Jun 28, 2013; Chicago, IL, USA; Chicago White Sox relief pitcher Brian Omogrosso (48) walks off the field after being relieved in the first game of a baseball doubleheader against the Cleveland Indians at US Cellular Field. Mandatory Credit: Jerry Lai-USA TODAY Sports

Casper Wells pitched the ninth inning. What does that say?

What presumptions immediately come to mind when something like this happens. What level of absurdity must the game break into where just having the fifth outfielder throw an inning seems  like a reasonable, even efficient proposition?

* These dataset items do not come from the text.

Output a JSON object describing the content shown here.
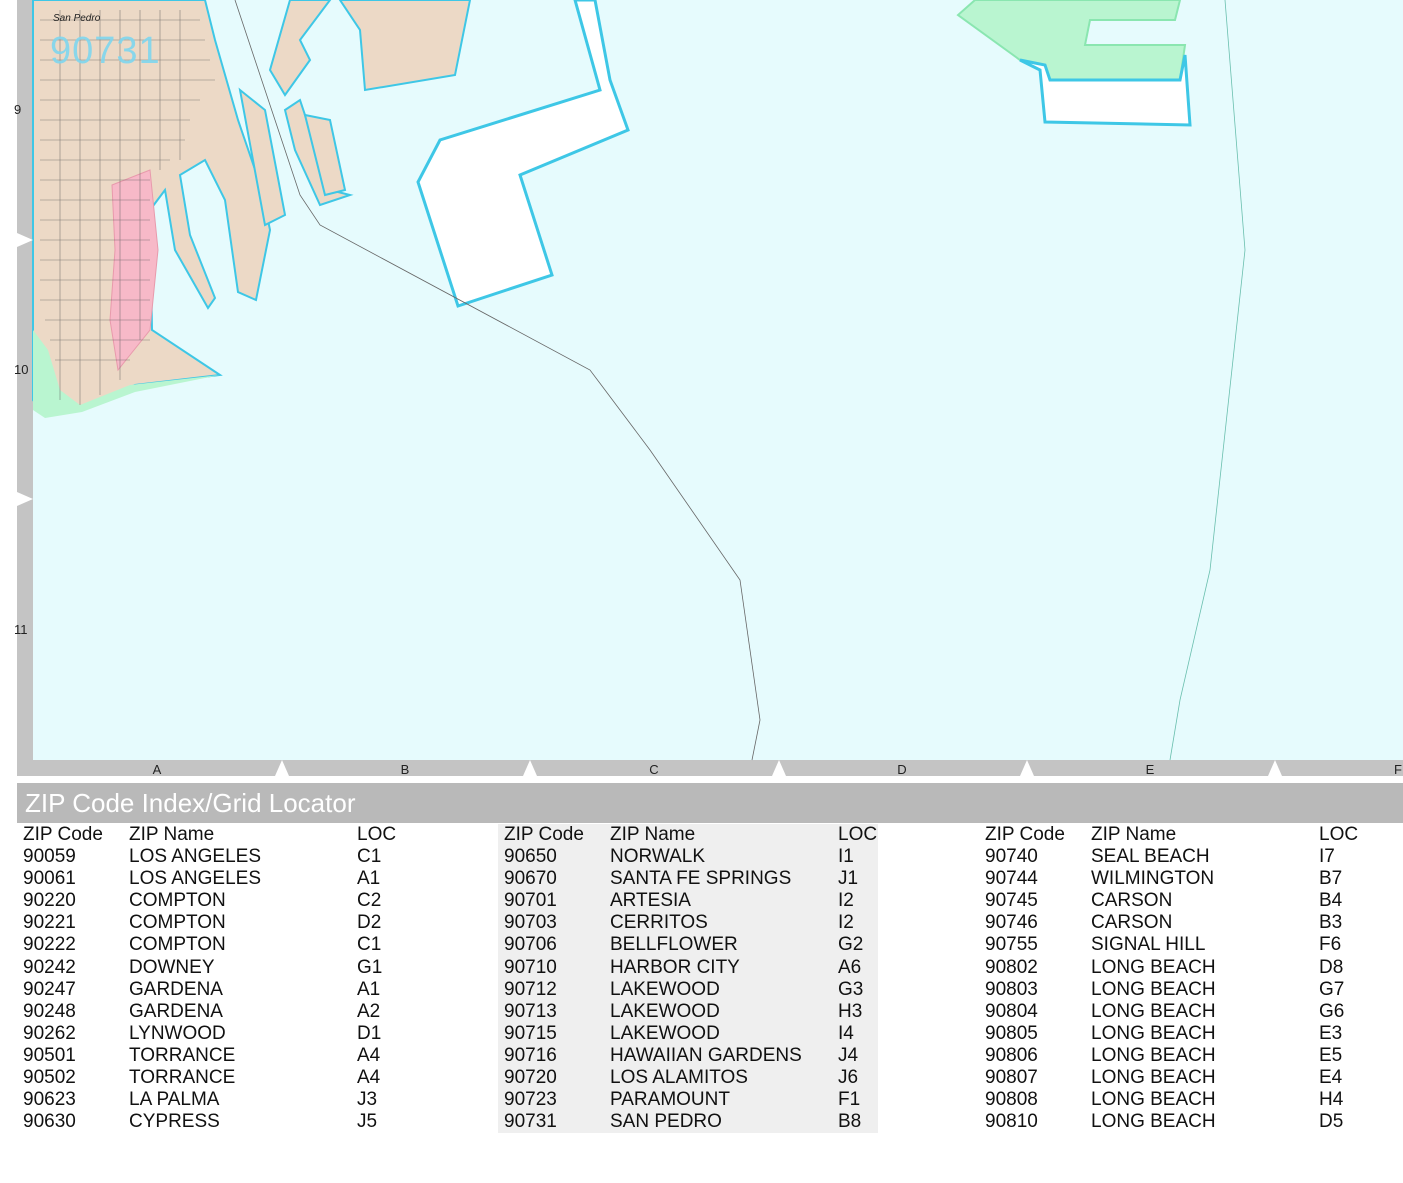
{
  "map": {
    "zip_overlay": "90731",
    "place_name": "San Pedro",
    "row_labels": [
      "9",
      "10",
      "11"
    ],
    "column_labels": [
      "A",
      "B",
      "C",
      "D",
      "E",
      "F"
    ],
    "water_color": "#e6fbfd",
    "land_color": "#ecd9c6",
    "park_color": "#b9f5d0",
    "zip_boundary_color": "#3ec7e6",
    "highlight_color": "#f7b9c8"
  },
  "index": {
    "title": "ZIP Code Index/Grid Locator",
    "headers": {
      "code": "ZIP Code",
      "name": "ZIP Name",
      "loc": "LOC"
    },
    "columns": [
      [
        {
          "code": "90059",
          "name": "LOS ANGELES",
          "loc": "C1"
        },
        {
          "code": "90061",
          "name": "LOS ANGELES",
          "loc": "A1"
        },
        {
          "code": "90220",
          "name": "COMPTON",
          "loc": "C2"
        },
        {
          "code": "90221",
          "name": "COMPTON",
          "loc": "D2"
        },
        {
          "code": "90222",
          "name": "COMPTON",
          "loc": "C1"
        },
        {
          "code": "90242",
          "name": "DOWNEY",
          "loc": "G1"
        },
        {
          "code": "90247",
          "name": "GARDENA",
          "loc": "A1"
        },
        {
          "code": "90248",
          "name": "GARDENA",
          "loc": "A2"
        },
        {
          "code": "90262",
          "name": "LYNWOOD",
          "loc": "D1"
        },
        {
          "code": "90501",
          "name": "TORRANCE",
          "loc": "A4"
        },
        {
          "code": "90502",
          "name": "TORRANCE",
          "loc": "A4"
        },
        {
          "code": "90623",
          "name": "LA PALMA",
          "loc": "J3"
        },
        {
          "code": "90630",
          "name": "CYPRESS",
          "loc": "J5"
        }
      ],
      [
        {
          "code": "90650",
          "name": "NORWALK",
          "loc": "I1"
        },
        {
          "code": "90670",
          "name": "SANTA FE SPRINGS",
          "loc": "J1"
        },
        {
          "code": "90701",
          "name": "ARTESIA",
          "loc": "I2"
        },
        {
          "code": "90703",
          "name": "CERRITOS",
          "loc": "I2"
        },
        {
          "code": "90706",
          "name": "BELLFLOWER",
          "loc": "G2"
        },
        {
          "code": "90710",
          "name": "HARBOR CITY",
          "loc": "A6"
        },
        {
          "code": "90712",
          "name": "LAKEWOOD",
          "loc": "G3"
        },
        {
          "code": "90713",
          "name": "LAKEWOOD",
          "loc": "H3"
        },
        {
          "code": "90715",
          "name": "LAKEWOOD",
          "loc": "I4"
        },
        {
          "code": "90716",
          "name": "HAWAIIAN GARDENS",
          "loc": "J4"
        },
        {
          "code": "90720",
          "name": "LOS ALAMITOS",
          "loc": "J6"
        },
        {
          "code": "90723",
          "name": "PARAMOUNT",
          "loc": "F1"
        },
        {
          "code": "90731",
          "name": "SAN PEDRO",
          "loc": "B8"
        }
      ],
      [
        {
          "code": "90740",
          "name": "SEAL BEACH",
          "loc": "I7"
        },
        {
          "code": "90744",
          "name": "WILMINGTON",
          "loc": "B7"
        },
        {
          "code": "90745",
          "name": "CARSON",
          "loc": "B4"
        },
        {
          "code": "90746",
          "name": "CARSON",
          "loc": "B3"
        },
        {
          "code": "90755",
          "name": "SIGNAL HILL",
          "loc": "F6"
        },
        {
          "code": "90802",
          "name": "LONG BEACH",
          "loc": "D8"
        },
        {
          "code": "90803",
          "name": "LONG BEACH",
          "loc": "G7"
        },
        {
          "code": "90804",
          "name": "LONG BEACH",
          "loc": "G6"
        },
        {
          "code": "90805",
          "name": "LONG BEACH",
          "loc": "E3"
        },
        {
          "code": "90806",
          "name": "LONG BEACH",
          "loc": "E5"
        },
        {
          "code": "90807",
          "name": "LONG BEACH",
          "loc": "E4"
        },
        {
          "code": "90808",
          "name": "LONG BEACH",
          "loc": "H4"
        },
        {
          "code": "90810",
          "name": "LONG BEACH",
          "loc": "D5"
        }
      ]
    ]
  }
}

Because whatever standard there is for when bringing an outfielder in, the White Sox met and then some. After ending the first inning with a 5-0 lead, the Sox were hammered in a 19-10 debacle at the hands of the Cleveland Indians, or mostly just Jason Kipnis, who reached base six times. They have to play another game after this, too.

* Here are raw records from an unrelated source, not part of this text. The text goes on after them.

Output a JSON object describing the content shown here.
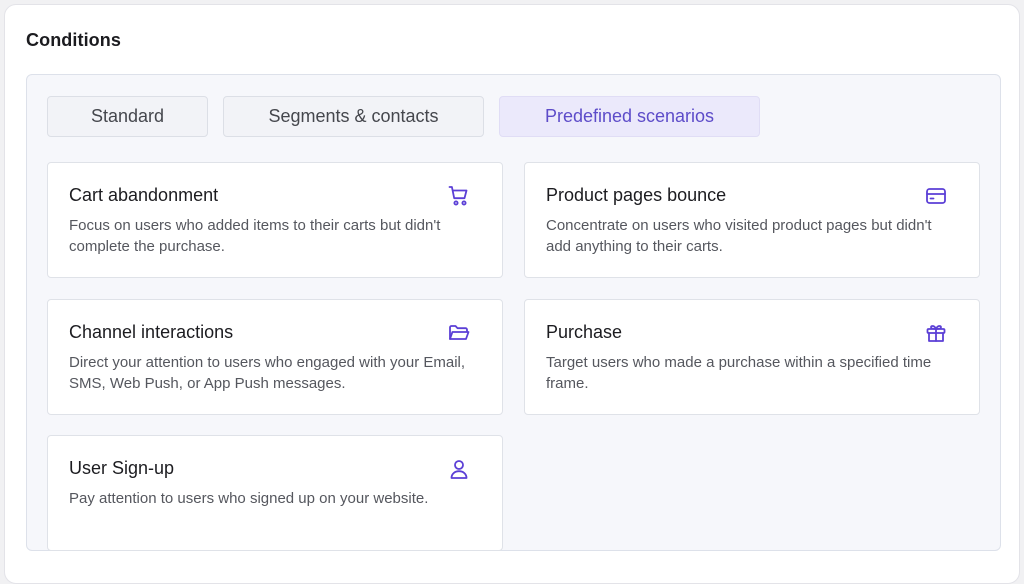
{
  "panel": {
    "title": "Conditions"
  },
  "tabs": [
    {
      "label": "Standard",
      "active": false
    },
    {
      "label": "Segments & contacts",
      "active": false
    },
    {
      "label": "Predefined scenarios",
      "active": true
    }
  ],
  "scenarios": [
    {
      "title": "Cart abandonment",
      "description": "Focus on users who added items to their carts but didn't complete the purchase.",
      "icon": "shopping-cart-icon"
    },
    {
      "title": "Product pages bounce",
      "description": "Concentrate on users who visited product pages but didn't add anything to their carts.",
      "icon": "browser-window-icon"
    },
    {
      "title": "Channel interactions",
      "description": "Direct your attention to users who engaged with your Email, SMS, Web Push, or App Push messages.",
      "icon": "folder-icon"
    },
    {
      "title": "Purchase",
      "description": "Target users who made a purchase within a specified time frame.",
      "icon": "gift-icon"
    },
    {
      "title": "User Sign-up",
      "description": "Pay attention to users who signed up on your website.",
      "icon": "user-icon"
    }
  ],
  "colors": {
    "accent": "#5b3fd6",
    "tab_active_bg": "#ebe9fb",
    "inner_bg": "#f6f7fb"
  }
}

Hector Santiago opened up the night by recording his first four outs via strikeout, but a two-out gork shot double down the line by Mike Aviles signaled his demise. Four-straight hits followed and by the end of the second inning, the five-run advantage was gone.

After the bases were loaded again in the third inning, Santiago gave way to Brian Omogrosso, who induced an inning-ending double play, before embarking on one of the worst relief outings of all-time. He allowed nine runs and 11 baserunners over 2.1 innings and saw the end of any illusion of the game as a competitive enterprise. The way he missed the strike zone by so little, so consistently, with his fastball, was truly a marvel.

A three-run blast off the bat of Tyler Flowers brought the game all the way within five runs at 14-9 and brought a slight note of hope to Hawk Harrelson’s voice. And it was then that the Sox were buried by another wave of doubles. Eight of the Indians 21 hits went for two bases, they reached base 30 times and covered up their starter Trevor Bauer being a complete trainwreck who didn’t make it out of the first inning nor got three outs in his first trip through the batting order.

For a team desperately trying to shop its godawful hitters, this game was actually a bit of a boon. Alejandro De Aza walked three times in addition to a single, Jeff Keppinger homered and also reached base four times (as he should have, since he was the DH) and Dunn homered and reached base three times. Take these people, please, other baseball teams.

Casper Wells hit 93 mph in the ninth inning, struck out Asdrubal Cabrera with a change-up, gave the umpire a long, angry stare after a close call for ball four and beat out every other thing that happened in terms of enjoyment level by a mile. Addison Reed is now expendable.